Die neuen, neben den Figuren stehenden Installationen in Form eines runden Tisches bieten den Besuchern neben der ursprünglichen Beschreibung aus der Entstehungszeit aktuelle Gedanken „von vier profilierten Persönlichkeiten aus der Leipziger Stadtgesellschaft“. So spreche ein ehemaliger Militärangehöriger zur „Tapferkeit“, ein Theologe zur „Glaubensstärke“, eine Intensivkrankenschwester zur „Opferfreudigkeit“ und eine mit Themen der Gleichstellung verbundene Politikerin zur „Volkskraft“-Figur. Die Kommentare zu den vier Tugenden sind als Videointerviews vor Ort abrufbar.

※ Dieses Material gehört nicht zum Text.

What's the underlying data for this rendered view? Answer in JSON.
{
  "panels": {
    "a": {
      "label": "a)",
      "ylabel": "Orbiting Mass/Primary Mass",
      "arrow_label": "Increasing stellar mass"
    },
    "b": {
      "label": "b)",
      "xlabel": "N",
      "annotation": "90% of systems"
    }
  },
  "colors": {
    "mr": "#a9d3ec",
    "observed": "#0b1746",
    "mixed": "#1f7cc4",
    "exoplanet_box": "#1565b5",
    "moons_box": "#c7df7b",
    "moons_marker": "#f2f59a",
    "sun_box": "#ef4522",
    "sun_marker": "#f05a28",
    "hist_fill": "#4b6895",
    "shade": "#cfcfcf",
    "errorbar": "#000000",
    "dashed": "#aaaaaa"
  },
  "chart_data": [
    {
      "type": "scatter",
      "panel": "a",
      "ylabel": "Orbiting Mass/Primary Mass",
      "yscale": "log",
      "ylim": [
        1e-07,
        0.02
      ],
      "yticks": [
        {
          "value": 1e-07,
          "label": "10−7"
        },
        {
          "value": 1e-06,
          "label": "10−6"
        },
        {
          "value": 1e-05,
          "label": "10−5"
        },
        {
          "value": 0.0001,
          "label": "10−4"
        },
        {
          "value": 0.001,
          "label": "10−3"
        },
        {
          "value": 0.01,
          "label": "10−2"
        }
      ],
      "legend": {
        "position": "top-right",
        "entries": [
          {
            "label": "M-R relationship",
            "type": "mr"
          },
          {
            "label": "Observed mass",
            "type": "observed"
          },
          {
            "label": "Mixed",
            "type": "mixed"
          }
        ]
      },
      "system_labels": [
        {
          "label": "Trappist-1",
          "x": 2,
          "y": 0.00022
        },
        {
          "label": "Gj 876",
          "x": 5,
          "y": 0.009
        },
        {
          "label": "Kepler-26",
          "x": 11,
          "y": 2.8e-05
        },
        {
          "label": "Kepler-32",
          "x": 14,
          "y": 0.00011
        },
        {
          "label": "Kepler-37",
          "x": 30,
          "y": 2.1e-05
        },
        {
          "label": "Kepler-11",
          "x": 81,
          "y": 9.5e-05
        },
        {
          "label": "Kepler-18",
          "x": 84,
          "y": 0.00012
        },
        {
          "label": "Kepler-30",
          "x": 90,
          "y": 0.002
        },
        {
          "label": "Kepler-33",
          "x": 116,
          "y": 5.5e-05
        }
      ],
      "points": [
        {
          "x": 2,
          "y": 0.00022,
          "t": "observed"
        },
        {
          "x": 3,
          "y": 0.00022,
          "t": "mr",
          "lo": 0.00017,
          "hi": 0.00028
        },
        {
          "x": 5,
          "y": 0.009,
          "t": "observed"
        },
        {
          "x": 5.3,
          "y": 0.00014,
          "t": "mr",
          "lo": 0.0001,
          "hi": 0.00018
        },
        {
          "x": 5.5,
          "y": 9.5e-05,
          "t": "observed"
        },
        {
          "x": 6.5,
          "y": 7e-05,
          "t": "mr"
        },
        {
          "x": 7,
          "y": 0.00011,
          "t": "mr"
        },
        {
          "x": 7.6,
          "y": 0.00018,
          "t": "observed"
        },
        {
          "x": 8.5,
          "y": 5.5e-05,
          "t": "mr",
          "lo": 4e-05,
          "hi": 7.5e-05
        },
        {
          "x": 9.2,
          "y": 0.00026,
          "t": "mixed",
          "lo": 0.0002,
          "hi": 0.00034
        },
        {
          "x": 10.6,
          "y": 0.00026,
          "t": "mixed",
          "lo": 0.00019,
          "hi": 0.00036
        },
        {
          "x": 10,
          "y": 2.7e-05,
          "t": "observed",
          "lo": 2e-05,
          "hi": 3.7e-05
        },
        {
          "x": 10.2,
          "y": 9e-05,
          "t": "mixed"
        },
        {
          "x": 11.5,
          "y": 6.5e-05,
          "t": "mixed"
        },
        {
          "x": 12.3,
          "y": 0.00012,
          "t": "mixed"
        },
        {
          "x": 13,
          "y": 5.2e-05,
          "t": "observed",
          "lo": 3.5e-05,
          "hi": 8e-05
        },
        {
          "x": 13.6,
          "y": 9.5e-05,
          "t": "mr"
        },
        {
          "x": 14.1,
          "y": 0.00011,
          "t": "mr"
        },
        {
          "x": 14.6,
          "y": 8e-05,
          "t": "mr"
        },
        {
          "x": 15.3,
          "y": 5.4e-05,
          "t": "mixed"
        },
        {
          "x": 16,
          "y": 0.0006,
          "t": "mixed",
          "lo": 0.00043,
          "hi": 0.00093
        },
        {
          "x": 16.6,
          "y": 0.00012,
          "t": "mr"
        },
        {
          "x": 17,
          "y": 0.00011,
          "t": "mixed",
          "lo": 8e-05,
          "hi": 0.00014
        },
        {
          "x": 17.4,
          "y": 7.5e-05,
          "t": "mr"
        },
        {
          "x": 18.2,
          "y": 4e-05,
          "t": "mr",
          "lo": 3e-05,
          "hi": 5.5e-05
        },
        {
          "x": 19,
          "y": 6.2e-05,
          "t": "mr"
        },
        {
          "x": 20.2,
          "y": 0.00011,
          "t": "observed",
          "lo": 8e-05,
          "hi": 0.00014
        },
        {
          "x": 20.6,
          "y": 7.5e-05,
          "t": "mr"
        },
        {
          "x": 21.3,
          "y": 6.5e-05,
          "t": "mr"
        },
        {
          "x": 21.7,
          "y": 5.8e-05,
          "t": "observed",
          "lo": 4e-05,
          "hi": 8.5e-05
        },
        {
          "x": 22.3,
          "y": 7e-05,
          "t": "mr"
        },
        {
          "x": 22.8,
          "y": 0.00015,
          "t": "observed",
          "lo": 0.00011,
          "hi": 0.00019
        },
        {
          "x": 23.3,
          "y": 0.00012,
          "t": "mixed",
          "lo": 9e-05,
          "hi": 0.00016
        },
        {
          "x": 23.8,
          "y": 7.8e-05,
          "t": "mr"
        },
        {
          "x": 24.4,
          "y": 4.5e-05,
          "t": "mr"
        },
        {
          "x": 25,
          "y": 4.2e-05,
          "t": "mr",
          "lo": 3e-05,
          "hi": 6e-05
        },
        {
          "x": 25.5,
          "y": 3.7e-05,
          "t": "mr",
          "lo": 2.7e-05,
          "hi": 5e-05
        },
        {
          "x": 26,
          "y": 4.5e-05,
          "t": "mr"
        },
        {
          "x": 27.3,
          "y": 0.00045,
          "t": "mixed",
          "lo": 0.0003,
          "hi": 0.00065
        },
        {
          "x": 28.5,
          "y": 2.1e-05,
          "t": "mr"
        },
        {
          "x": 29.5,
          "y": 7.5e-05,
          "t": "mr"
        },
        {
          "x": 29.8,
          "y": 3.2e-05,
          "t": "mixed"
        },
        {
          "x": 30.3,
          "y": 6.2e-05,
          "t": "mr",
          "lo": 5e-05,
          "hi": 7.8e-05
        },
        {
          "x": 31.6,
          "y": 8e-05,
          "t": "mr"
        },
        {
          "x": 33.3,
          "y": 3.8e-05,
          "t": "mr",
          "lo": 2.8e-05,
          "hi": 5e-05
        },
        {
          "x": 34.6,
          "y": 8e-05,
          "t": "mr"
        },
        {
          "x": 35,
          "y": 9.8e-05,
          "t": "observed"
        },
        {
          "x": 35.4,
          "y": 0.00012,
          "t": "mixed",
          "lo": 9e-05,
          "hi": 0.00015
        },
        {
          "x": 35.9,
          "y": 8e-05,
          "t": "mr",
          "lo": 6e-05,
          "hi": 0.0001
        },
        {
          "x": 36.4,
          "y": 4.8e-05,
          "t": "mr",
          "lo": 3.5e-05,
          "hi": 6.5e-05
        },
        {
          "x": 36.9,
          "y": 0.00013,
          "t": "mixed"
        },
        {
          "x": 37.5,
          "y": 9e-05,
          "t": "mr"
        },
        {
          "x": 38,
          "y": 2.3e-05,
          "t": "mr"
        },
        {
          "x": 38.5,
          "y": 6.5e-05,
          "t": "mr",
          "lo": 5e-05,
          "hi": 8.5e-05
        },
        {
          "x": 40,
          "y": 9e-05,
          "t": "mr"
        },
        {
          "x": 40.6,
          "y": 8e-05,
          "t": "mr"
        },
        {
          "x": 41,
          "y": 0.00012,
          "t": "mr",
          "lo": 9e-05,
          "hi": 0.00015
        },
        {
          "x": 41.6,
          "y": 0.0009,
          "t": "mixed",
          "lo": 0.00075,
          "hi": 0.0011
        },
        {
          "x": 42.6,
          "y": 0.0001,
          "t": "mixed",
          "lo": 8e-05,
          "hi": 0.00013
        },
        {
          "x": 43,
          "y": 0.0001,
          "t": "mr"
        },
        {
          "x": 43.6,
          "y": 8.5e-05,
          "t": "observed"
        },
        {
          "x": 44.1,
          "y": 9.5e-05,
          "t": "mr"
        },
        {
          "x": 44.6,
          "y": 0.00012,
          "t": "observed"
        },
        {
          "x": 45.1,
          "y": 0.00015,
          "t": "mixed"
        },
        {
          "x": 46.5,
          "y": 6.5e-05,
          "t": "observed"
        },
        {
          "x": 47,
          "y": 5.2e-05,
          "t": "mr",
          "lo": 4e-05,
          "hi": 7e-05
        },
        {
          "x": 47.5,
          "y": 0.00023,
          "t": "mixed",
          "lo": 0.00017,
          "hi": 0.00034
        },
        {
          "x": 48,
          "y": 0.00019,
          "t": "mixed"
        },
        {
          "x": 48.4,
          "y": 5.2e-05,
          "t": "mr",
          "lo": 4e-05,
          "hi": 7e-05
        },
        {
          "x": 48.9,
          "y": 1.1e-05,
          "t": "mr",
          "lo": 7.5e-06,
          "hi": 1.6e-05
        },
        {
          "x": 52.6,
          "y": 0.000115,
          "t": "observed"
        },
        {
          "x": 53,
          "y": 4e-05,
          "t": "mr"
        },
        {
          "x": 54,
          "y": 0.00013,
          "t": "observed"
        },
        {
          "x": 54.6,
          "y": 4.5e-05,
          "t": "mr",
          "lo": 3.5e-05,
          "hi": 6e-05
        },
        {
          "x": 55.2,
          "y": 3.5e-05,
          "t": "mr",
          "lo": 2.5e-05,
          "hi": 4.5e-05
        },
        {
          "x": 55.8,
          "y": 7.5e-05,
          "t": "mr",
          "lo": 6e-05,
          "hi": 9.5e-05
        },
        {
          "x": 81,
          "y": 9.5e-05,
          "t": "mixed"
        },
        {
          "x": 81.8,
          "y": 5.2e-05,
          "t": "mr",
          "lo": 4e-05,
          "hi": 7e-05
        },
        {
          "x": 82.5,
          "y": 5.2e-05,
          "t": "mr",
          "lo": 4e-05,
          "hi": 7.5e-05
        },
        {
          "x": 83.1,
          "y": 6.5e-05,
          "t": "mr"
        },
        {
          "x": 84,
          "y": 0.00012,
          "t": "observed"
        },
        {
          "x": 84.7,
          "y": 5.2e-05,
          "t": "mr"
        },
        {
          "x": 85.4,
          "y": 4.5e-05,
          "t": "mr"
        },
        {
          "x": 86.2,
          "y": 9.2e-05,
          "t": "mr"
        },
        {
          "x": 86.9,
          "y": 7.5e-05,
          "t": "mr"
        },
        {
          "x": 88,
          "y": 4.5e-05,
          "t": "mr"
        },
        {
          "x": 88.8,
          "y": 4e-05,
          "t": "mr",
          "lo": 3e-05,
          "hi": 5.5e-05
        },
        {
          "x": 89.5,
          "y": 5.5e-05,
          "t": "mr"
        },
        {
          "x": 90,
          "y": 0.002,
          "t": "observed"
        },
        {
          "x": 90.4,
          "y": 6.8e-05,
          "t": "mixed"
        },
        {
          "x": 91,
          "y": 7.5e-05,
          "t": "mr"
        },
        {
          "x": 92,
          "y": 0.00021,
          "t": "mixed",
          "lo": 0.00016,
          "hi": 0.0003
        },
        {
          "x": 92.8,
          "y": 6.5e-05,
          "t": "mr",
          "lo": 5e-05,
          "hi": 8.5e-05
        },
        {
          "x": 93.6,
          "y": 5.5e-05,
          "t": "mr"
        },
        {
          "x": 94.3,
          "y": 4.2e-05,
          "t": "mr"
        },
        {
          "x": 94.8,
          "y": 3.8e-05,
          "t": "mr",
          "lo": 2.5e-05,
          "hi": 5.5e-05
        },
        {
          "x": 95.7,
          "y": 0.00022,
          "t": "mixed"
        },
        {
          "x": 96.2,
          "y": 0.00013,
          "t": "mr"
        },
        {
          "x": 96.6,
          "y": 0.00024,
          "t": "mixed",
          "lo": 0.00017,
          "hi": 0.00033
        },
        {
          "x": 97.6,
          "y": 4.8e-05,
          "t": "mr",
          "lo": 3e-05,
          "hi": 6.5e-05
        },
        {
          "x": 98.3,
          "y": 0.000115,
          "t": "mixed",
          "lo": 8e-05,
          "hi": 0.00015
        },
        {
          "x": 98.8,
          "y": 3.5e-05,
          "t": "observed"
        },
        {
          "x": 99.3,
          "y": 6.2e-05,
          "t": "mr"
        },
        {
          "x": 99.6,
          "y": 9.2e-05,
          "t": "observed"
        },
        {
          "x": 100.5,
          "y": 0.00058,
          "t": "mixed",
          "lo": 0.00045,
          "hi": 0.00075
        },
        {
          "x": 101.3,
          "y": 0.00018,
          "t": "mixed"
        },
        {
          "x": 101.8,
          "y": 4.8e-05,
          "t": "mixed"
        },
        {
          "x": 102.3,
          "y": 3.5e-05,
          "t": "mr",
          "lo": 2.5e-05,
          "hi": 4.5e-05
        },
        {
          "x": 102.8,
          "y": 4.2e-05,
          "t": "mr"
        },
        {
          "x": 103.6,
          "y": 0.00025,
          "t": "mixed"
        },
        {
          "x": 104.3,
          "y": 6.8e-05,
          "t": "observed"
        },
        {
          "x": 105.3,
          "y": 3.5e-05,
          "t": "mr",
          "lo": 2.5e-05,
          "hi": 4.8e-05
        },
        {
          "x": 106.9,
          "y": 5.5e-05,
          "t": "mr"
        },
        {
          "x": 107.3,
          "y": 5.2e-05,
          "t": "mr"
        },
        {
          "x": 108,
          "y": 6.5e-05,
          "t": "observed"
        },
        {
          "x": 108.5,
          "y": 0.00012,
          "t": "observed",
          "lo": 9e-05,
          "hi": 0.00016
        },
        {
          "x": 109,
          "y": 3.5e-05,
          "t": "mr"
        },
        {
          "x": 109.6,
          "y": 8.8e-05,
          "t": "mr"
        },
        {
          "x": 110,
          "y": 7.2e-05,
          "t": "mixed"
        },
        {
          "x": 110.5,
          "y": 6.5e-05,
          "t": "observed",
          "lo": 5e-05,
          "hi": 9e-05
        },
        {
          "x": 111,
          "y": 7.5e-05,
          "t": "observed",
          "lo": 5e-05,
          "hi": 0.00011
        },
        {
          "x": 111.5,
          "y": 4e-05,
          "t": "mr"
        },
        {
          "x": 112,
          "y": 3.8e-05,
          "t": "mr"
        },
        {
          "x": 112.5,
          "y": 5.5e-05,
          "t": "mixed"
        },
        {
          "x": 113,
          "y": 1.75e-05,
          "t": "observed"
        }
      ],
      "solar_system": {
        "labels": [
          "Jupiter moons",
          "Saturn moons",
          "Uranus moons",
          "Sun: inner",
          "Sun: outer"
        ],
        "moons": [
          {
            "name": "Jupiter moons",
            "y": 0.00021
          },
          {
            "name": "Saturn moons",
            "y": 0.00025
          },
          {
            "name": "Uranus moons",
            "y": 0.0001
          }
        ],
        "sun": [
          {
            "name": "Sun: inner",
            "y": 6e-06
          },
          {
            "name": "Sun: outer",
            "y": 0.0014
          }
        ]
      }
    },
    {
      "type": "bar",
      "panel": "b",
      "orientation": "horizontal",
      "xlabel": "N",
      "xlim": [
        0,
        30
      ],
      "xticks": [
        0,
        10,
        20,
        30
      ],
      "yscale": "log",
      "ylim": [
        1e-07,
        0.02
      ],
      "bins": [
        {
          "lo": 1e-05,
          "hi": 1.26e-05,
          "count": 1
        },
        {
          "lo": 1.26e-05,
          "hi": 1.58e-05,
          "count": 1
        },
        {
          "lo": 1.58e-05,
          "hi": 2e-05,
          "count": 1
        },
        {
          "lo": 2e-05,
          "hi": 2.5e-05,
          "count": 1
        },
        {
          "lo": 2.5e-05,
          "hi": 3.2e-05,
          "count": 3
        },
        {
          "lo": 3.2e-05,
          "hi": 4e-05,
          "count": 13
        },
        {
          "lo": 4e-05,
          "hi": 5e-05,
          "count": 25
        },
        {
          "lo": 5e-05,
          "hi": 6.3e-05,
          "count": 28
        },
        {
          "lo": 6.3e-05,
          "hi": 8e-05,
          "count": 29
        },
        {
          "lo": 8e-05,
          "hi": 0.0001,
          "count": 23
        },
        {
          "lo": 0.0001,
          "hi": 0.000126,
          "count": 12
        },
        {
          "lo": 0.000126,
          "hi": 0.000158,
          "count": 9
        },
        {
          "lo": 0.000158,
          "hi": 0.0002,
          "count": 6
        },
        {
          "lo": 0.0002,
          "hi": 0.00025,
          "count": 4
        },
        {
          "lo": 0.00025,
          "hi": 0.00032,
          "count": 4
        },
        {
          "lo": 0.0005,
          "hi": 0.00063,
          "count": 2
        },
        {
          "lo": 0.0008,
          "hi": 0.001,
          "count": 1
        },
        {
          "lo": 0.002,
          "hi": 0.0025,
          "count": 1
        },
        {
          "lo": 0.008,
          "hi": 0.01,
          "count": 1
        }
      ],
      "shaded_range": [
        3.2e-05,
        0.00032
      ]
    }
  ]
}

Tugend-Figuren benötigen Erläuterungen
Die Skulpturen gehören zu insgesamt sechs Figurengruppen des Völkerschlachtdenkmals. Sie wurden von den Bildhauern Christian Behrens und Franz Metzner entworfen. Die jeweils 400 Tonnen schweren Riesen sollten „eine volkserzieherische Funktion erfüllen“. Hintergrund der zusätzlichen Installation sei, dass diese „kaum noch aus ihrem historischen Kontext heraus“ verstanden und oft miteinander verwechselt würden.